The central government has been tightening property sector controls for nearly four years to rein in surging house prices, restricting second-home purchases and slowing the flow of credit to developers. But Beijing is also concerned that excessive curbs on the housing sector could derail the country’s fragile economic recovery.

Analysts and government researchers have called for more sustainable measures, such as land reform and property taxes, to rein in the real estate market, rather than relying on moves such as limits on home purchases.

“We think the government is likely to keep property policy stable as the mild recovery of the broader economy is not so stable yet,” said Credit Suisse property analyst Du Jinsong.

Average new home prices in China’s 70 major cities rose 8.3 per cent from a year earlier, according to Reuters calculations based on data published by the National Bureau of Statistics. That accelerated from July’s 7.5-per-cent gain to be the biggest increase since Reuters began calculating the nationwide figure in January 2011.

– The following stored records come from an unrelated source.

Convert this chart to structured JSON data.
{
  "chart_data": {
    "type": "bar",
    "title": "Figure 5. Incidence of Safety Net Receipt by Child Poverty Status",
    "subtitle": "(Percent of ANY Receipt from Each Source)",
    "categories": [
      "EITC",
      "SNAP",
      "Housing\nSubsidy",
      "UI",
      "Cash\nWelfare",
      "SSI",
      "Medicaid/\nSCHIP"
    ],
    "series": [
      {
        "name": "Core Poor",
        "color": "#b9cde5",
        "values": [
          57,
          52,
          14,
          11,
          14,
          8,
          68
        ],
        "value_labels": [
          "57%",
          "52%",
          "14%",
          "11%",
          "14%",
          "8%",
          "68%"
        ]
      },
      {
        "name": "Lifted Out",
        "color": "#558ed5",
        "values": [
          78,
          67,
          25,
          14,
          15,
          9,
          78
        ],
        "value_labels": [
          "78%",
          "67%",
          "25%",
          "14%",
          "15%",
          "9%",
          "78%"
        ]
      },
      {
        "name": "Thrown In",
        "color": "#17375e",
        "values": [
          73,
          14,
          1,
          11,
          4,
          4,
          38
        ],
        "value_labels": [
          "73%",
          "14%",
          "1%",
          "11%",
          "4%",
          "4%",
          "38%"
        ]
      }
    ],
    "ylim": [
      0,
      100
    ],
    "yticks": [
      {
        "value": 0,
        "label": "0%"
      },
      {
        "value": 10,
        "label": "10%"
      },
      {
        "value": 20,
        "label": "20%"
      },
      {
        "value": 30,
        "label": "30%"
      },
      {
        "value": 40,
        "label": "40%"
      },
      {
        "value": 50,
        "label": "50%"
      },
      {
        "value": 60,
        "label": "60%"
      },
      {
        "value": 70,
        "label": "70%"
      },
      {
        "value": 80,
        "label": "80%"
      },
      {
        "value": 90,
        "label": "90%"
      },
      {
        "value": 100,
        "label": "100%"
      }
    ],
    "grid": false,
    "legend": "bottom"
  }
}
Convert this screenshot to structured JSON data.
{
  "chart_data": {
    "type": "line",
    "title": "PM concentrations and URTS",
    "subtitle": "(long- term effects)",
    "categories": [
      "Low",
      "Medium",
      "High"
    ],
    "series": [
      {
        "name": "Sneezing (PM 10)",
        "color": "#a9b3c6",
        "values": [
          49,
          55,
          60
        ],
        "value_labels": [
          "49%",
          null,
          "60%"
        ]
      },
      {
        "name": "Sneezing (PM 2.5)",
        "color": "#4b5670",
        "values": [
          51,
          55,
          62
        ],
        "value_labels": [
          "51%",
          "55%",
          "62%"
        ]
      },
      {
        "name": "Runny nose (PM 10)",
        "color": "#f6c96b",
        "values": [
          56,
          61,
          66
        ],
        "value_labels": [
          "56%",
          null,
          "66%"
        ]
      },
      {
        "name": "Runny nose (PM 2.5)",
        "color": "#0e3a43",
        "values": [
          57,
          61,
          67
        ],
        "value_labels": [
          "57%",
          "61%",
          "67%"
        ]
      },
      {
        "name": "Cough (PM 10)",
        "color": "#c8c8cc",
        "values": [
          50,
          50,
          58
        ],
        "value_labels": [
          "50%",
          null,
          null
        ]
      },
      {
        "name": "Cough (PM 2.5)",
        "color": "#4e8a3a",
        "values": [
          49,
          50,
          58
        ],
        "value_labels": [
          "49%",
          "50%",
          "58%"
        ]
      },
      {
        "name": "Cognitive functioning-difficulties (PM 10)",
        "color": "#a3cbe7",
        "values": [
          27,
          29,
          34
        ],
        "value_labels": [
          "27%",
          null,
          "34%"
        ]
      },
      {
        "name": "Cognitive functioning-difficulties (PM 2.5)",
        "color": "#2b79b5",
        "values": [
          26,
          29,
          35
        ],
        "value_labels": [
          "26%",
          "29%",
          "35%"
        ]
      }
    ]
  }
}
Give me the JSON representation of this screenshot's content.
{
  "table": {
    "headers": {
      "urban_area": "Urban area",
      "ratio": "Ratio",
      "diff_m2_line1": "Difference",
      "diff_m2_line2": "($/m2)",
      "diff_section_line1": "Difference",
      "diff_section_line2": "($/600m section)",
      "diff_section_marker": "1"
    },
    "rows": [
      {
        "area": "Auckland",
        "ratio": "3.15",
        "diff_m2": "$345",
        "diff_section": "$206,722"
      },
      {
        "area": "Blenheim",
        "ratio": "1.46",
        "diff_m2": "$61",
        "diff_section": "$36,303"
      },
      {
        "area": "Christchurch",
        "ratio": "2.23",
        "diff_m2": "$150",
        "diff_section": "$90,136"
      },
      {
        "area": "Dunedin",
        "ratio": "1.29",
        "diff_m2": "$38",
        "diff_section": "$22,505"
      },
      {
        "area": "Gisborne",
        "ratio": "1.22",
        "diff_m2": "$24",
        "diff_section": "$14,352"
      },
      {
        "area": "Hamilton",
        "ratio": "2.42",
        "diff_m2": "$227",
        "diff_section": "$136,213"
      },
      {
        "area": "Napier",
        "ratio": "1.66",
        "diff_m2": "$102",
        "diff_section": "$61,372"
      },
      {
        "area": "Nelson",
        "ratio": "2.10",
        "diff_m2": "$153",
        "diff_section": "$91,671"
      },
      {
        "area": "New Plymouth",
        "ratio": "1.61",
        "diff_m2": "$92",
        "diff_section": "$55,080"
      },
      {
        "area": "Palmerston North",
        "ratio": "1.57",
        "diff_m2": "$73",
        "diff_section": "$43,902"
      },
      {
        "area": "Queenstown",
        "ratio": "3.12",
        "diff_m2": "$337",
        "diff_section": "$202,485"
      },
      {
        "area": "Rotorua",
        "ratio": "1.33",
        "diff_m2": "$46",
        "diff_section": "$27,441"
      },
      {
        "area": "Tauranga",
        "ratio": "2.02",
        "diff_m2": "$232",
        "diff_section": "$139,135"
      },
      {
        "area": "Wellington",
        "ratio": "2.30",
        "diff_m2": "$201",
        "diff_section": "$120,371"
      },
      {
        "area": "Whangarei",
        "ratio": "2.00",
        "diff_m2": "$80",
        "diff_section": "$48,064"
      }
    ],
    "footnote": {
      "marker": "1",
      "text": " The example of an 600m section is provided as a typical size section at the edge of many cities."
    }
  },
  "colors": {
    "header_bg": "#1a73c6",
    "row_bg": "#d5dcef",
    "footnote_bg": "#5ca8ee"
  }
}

From a month earlier, prices rose 0.8 per cent last month, picking up slightly from July’s gain of 0.7 per cent to end a four-month run of moderating rises. Sixty-six cities posted month-on-month price gains, up from 62 in July, the bureau said.

Some of the country’s largest cities continued to show rises well above the national average, with prices up about 15 per cent in annual terms in Beijing and Shanghai, and more than 18 per cent in the southern cities of Guangzhou and Shenzhen.

For the fourth month in a row, the eastern city of Wenzhou was the only one to post a decline, with prices dropping 2.1 per cent from last year.

The central government’s difficulty in checking house prices is partly due to strong demand for property, which is seen as a safe haven investment, and to efforts by local governments to sell land for much needed revenues.

The Housing Ministry recently called in officials from seven cities to talk about next steps in property tightening. However, local measures are unlikely to translate into a broader crackdown, given property affects some 40 other industries from cement to steel to furniture and has helped buoy an economy that is beginning to find its feet after a long slowdown.